The first-grade classes are getting the whole family involved in Valentine’s Day. First-graders are doing a family homework project to strengthen the connection between home and school. The family creates a valentine card holder, using any material they choose, a shoe box, a cereal box, a large can or a basket. The only requirement is that the container must be able to stand on its own. The family is asked to decorate the container together, using their imaginations, choosing a theme.
Valentine’s Day in a Business or Office Setting
Unless you work in a casual environment, it is important to remember that the office is not a classroom and rules for Valentine’s Day gift-giving are very different. If you pass out cards to everyone, it could hurt your reputation. You could be seen as unprofessional, or worse, a brown-noser, both by the boss and co-workers. If you want to do something nice, bring a big box of candy, plate of cookies or chocolate covered strawberries, and place it in an open area for everyone to enjoy. Skip the little heart-shaped candies with suggestive messages printed on them.
Do not send a Valentine’s Day email or message on the company computer. Your employer does not pay you to use company time to send any type of personal emails. An email intended for one person only can easily be forwarded on to others. If anyone who sees the email is offended by it for any reason, complaints could easily follow.
If you are close friends with a co-worker and want to share a card or gift, do so outside of work hours and off-premises. Even then, think it through. Any card or gift that alludes to romance could be considered sexual harassment if it is unwelcome, even if it is given after work hours.
Do not give a card or gift to a subordinate or to a supervisor or boss. The very nature of the holiday is to remind people of romance and love. It is very easy to give the wrong message or misunderstand intentions.
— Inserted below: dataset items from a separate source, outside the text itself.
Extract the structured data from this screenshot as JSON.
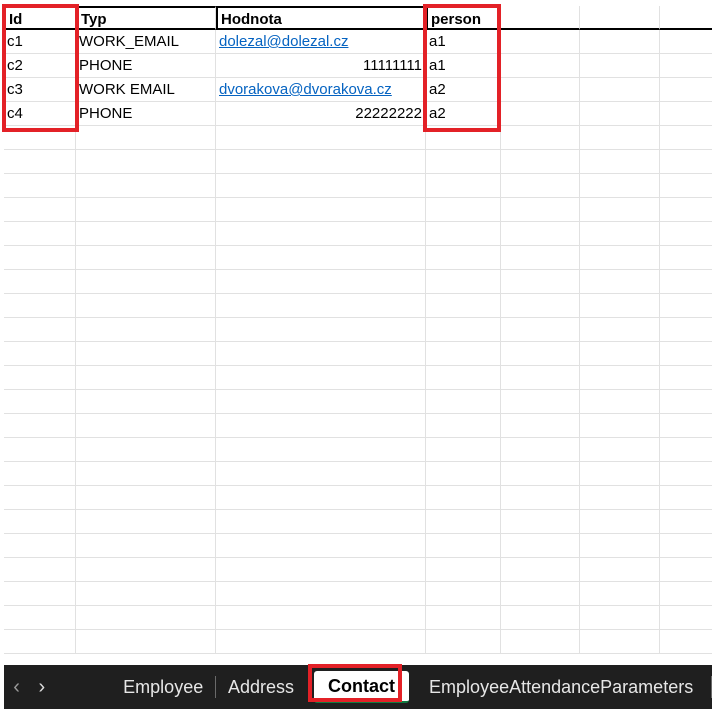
{
  "sheet": {
    "headers": [
      "Id",
      "Typ",
      "Hodnota",
      "person"
    ],
    "rows": [
      {
        "id": "c1",
        "typ": "WORK_EMAIL",
        "hodnota": "dolezal@dolezal.cz",
        "person": "a1"
      },
      {
        "id": "c2",
        "typ": "PHONE",
        "hodnota": "11111111",
        "person": "a1"
      },
      {
        "id": "c3",
        "typ": "WORK EMAIL",
        "hodnota": "dvorakova@dvorakova.cz",
        "person": "a2"
      },
      {
        "id": "c4",
        "typ": "PHONE",
        "hodnota": "22222222",
        "person": "a2"
      }
    ],
    "link_color": "#0563c1",
    "highlight_color": "#e32127"
  },
  "tabs": {
    "nav_prev": "‹",
    "nav_next": "›",
    "items": [
      "Employee",
      "Address",
      "Contact",
      "EmployeeAttendanceParameters"
    ],
    "active": "Contact"
  }
}
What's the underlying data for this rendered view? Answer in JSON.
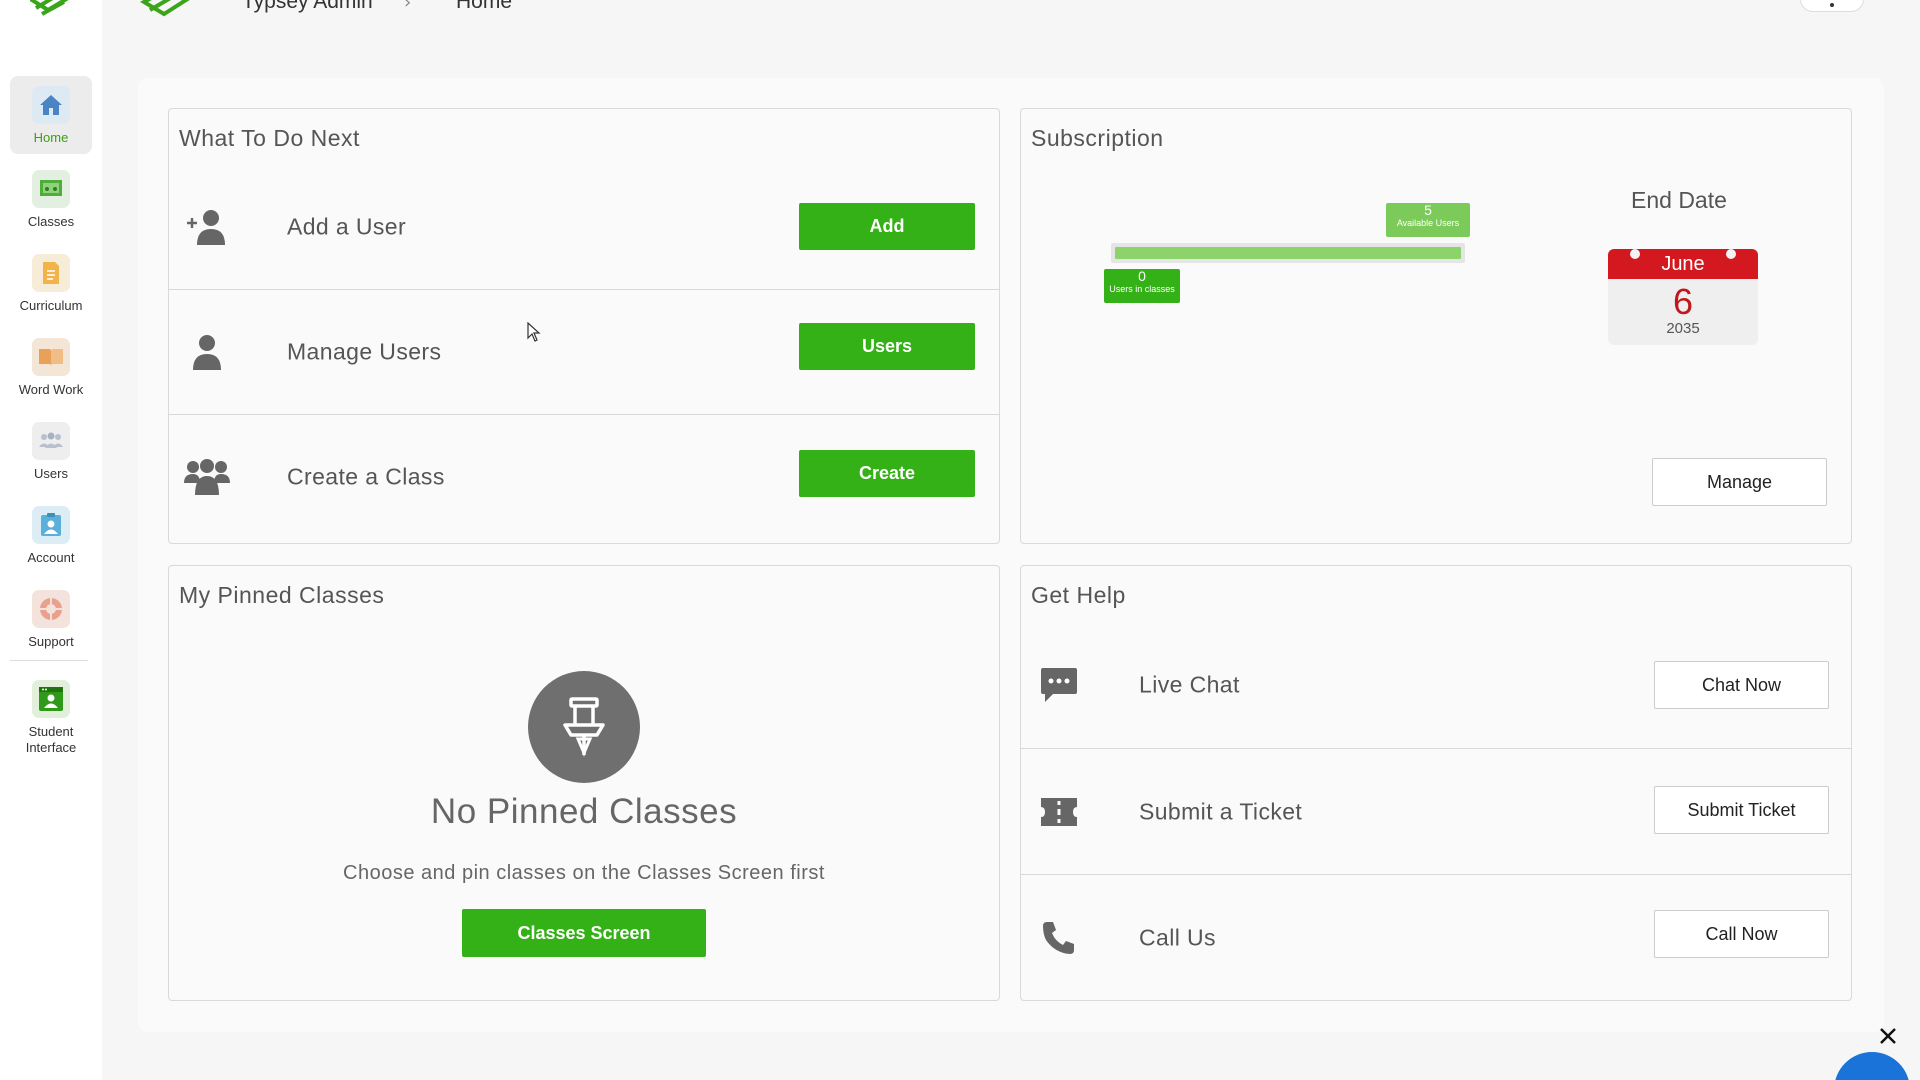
{
  "header": {
    "breadcrumb": [
      "Typsey Admin",
      "Home"
    ],
    "separator": "›"
  },
  "sidebar": {
    "items": [
      {
        "label": "Home",
        "icon": "home-icon",
        "active": true
      },
      {
        "label": "Classes",
        "icon": "classes-icon"
      },
      {
        "label": "Curriculum",
        "icon": "curriculum-icon"
      },
      {
        "label": "Word Work",
        "icon": "word-work-icon"
      },
      {
        "label": "Users",
        "icon": "users-icon"
      },
      {
        "label": "Account",
        "icon": "account-icon"
      },
      {
        "label": "Support",
        "icon": "support-icon"
      },
      {
        "label": "Student Interface",
        "icon": "student-interface-icon"
      }
    ]
  },
  "todo": {
    "title": "What To Do Next",
    "rows": [
      {
        "label": "Add a User",
        "button": "Add",
        "icon": "add-user-icon"
      },
      {
        "label": "Manage Users",
        "button": "Users",
        "icon": "user-icon"
      },
      {
        "label": "Create a Class",
        "button": "Create",
        "icon": "group-icon"
      }
    ]
  },
  "subscription": {
    "title": "Subscription",
    "available_users": 5,
    "available_label": "Available Users",
    "users_in_classes": 0,
    "users_in_classes_label": "Users in classes",
    "end_date_label": "End Date",
    "end_month": "June",
    "end_day": "6",
    "end_year": "2035",
    "manage_button": "Manage"
  },
  "pinned": {
    "title": "My Pinned Classes",
    "empty_title": "No Pinned Classes",
    "empty_desc": "Choose and pin classes on the Classes Screen first",
    "button": "Classes Screen"
  },
  "help": {
    "title": "Get Help",
    "rows": [
      {
        "label": "Live Chat",
        "button": "Chat Now",
        "icon": "chat-icon"
      },
      {
        "label": "Submit a Ticket",
        "button": "Submit Ticket",
        "icon": "ticket-icon"
      },
      {
        "label": "Call Us",
        "button": "Call Now",
        "icon": "phone-icon"
      }
    ]
  },
  "colors": {
    "brand_green": "#34b116",
    "calendar_red": "#d3181f",
    "chat_blue": "#1a73d9"
  }
}
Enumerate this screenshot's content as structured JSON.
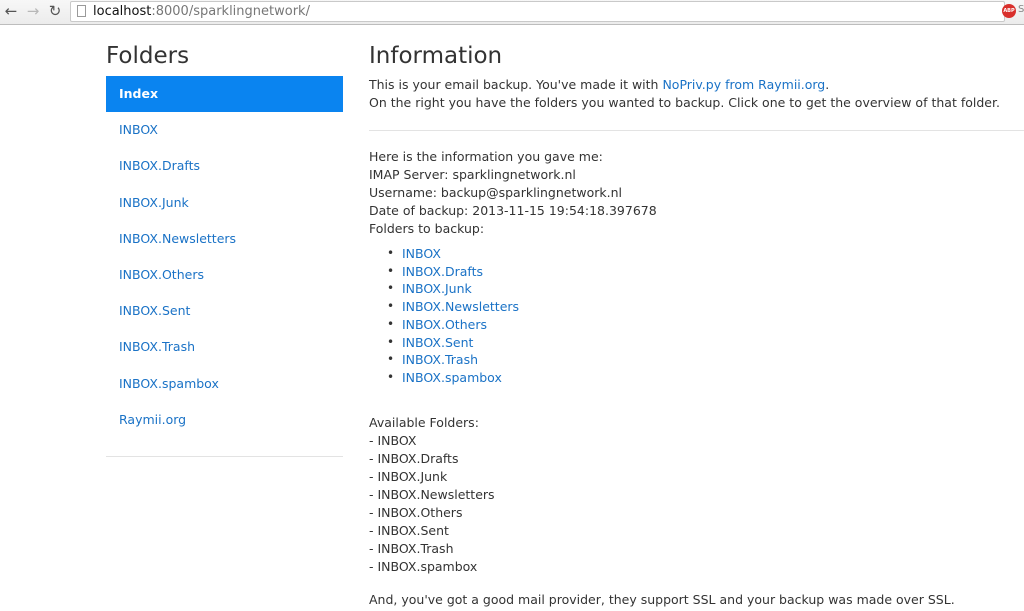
{
  "browser": {
    "back_icon": "arrow-left",
    "forward_icon": "arrow-right",
    "reload_icon": "reload",
    "url_host": "localhost",
    "url_rest": ":8000/sparklingnetwork/",
    "extension_label": "ABP",
    "extension_partial": "S"
  },
  "sidebar": {
    "title": "Folders",
    "items": [
      {
        "label": "Index",
        "active": true
      },
      {
        "label": "INBOX"
      },
      {
        "label": "INBOX.Drafts"
      },
      {
        "label": "INBOX.Junk"
      },
      {
        "label": "INBOX.Newsletters"
      },
      {
        "label": "INBOX.Others"
      },
      {
        "label": "INBOX.Sent"
      },
      {
        "label": "INBOX.Trash"
      },
      {
        "label": "INBOX.spambox"
      },
      {
        "label": "Raymii.org"
      }
    ]
  },
  "main": {
    "title": "Information",
    "intro_prefix": "This is your email backup. You've made it with ",
    "intro_link1": "NoPriv.py",
    "intro_link2": "from Raymii.org",
    "intro_suffix": ".",
    "intro_line2": "On the right you have the folders you wanted to backup. Click one to get the overview of that folder.",
    "info_heading": "Here is the information you gave me:",
    "imap_server": "IMAP Server: sparklingnetwork.nl",
    "username": "Username: backup@sparklingnetwork.nl",
    "backup_date": "Date of backup: 2013-11-15 19:54:18.397678",
    "folders_heading": "Folders to backup:",
    "folders_to_backup": [
      "INBOX",
      "INBOX.Drafts",
      "INBOX.Junk",
      "INBOX.Newsletters",
      "INBOX.Others",
      "INBOX.Sent",
      "INBOX.Trash",
      "INBOX.spambox"
    ],
    "available_heading": "Available Folders:",
    "available_folders": [
      "- INBOX",
      "- INBOX.Drafts",
      "- INBOX.Junk",
      "- INBOX.Newsletters",
      "- INBOX.Others",
      "- INBOX.Sent",
      "- INBOX.Trash",
      "- INBOX.spambox"
    ],
    "ssl_note": "And, you've got a good mail provider, they support SSL and your backup was made over SSL."
  }
}
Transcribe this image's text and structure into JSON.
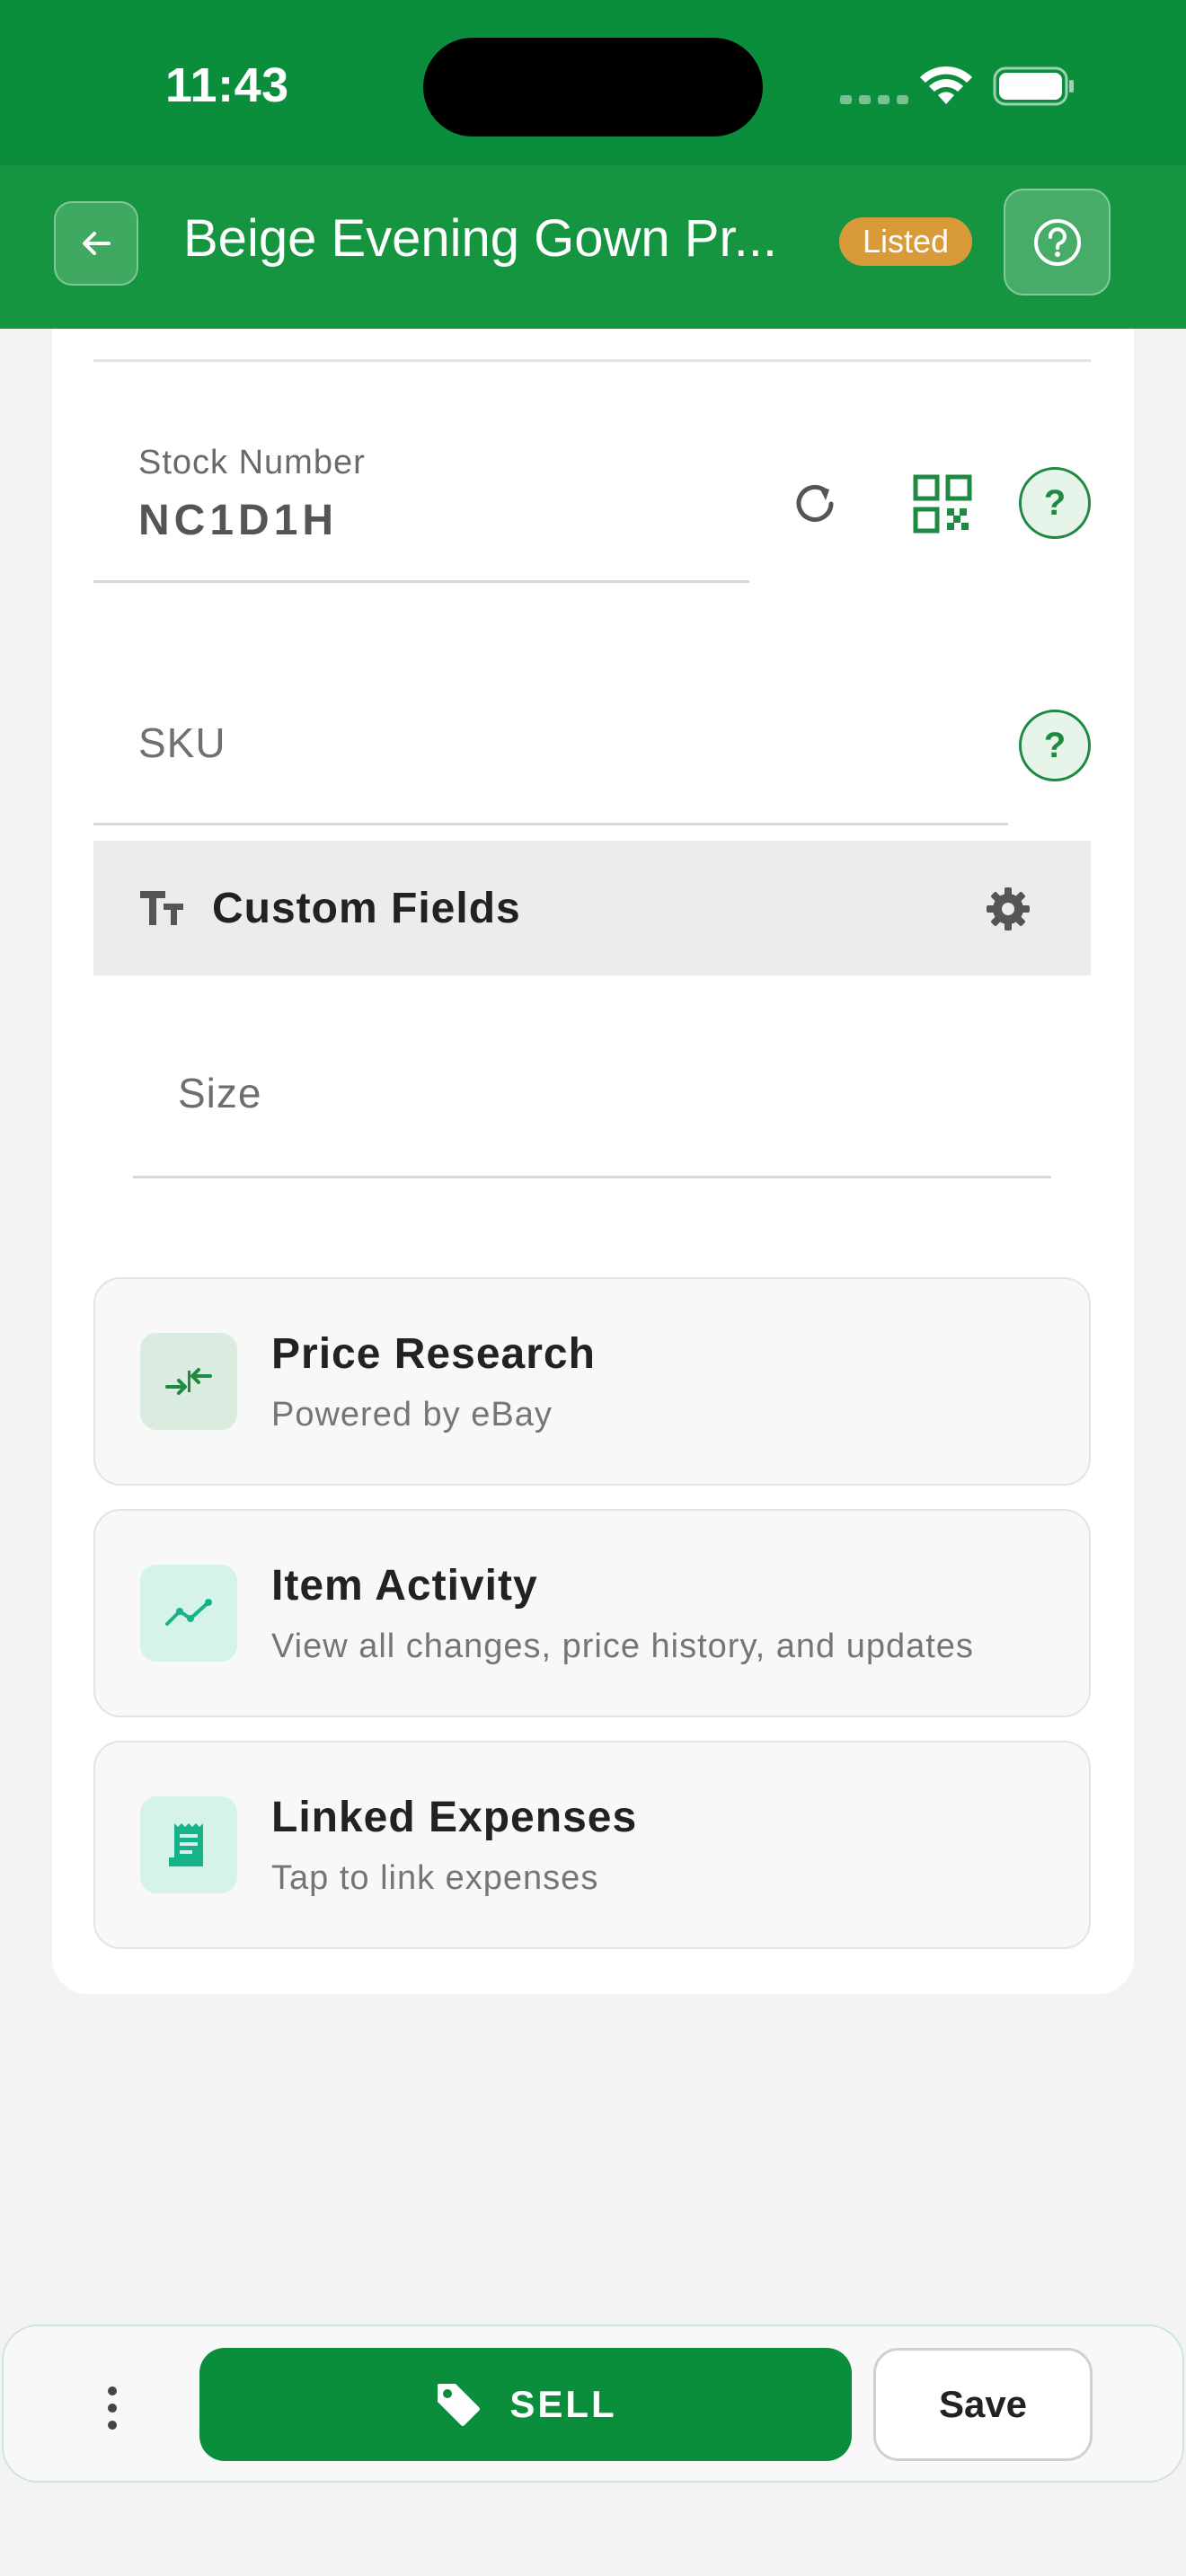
{
  "status_bar": {
    "time": "11:43"
  },
  "header": {
    "title": "Beige Evening Gown Pr...",
    "status_badge": "Listed",
    "colors": {
      "primary": "#0a8e3b",
      "badge": "#d99a3a"
    }
  },
  "fields": {
    "stock_number": {
      "label": "Stock Number",
      "value": "NC1D1H"
    },
    "sku": {
      "label": "SKU"
    }
  },
  "custom_fields": {
    "title": "Custom Fields",
    "items": [
      {
        "label": "Size"
      }
    ]
  },
  "actions": [
    {
      "title": "Price Research",
      "subtitle": "Powered by eBay",
      "icon": "compare-arrows-icon"
    },
    {
      "title": "Item Activity",
      "subtitle": "View all changes, price history, and updates",
      "icon": "trending-line-icon"
    },
    {
      "title": "Linked Expenses",
      "subtitle": "Tap to link expenses",
      "icon": "receipt-icon"
    }
  ],
  "bottom_bar": {
    "sell_label": "SELL",
    "save_label": "Save"
  }
}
Valentine’s Day for New Romantic Partners
Would-be romance can be filled with awkwardness and apprehension, especially surrounding a holiday that is filled with notions of love. The reality is that today the occasion is one of equal opportunity for men and woman alike to hit or miss. If a romantic dinner is your idea of romance, etiquette says that whoever asks pays. That being said, it is not wrong to offer to chip in, or to agree on whom will pay for dinner before the date.
Say it with flowers. Valentine’s Day is synonymous with roses, which continue to be a time-honored choice. Color speaks volumes; red represents love or passion, while pink, yellow and white all send messages of friendship, admiration, happiness and appreciation. Bonus points are always scored for remembering the recipient’s favorite flower.
Don’t wait until the last minute to select a card. Typically, that is when the selection is whittled down to the ones no one else wanted to buy — for good reason.
This special day does not have to be expensive, or even traditional. Anyone on a budget can plan for a special evening together. A candlelight dinner prepared at home can be very meaningful. Chocolates are within most budgets and can set the tone for romance. It takes only thoughtfulness to write a love note, watch a romantic movie or play “your song” over your favorite dessert or food.
The notion of gift-giving can make anyone’s palms sweat. Emily Post, the self-appointed queen of etiquette says “Before buying any present — think to yourself ‘What would she do with that?’ and if you can’t find the answer to the question, DON’T BUY IT!”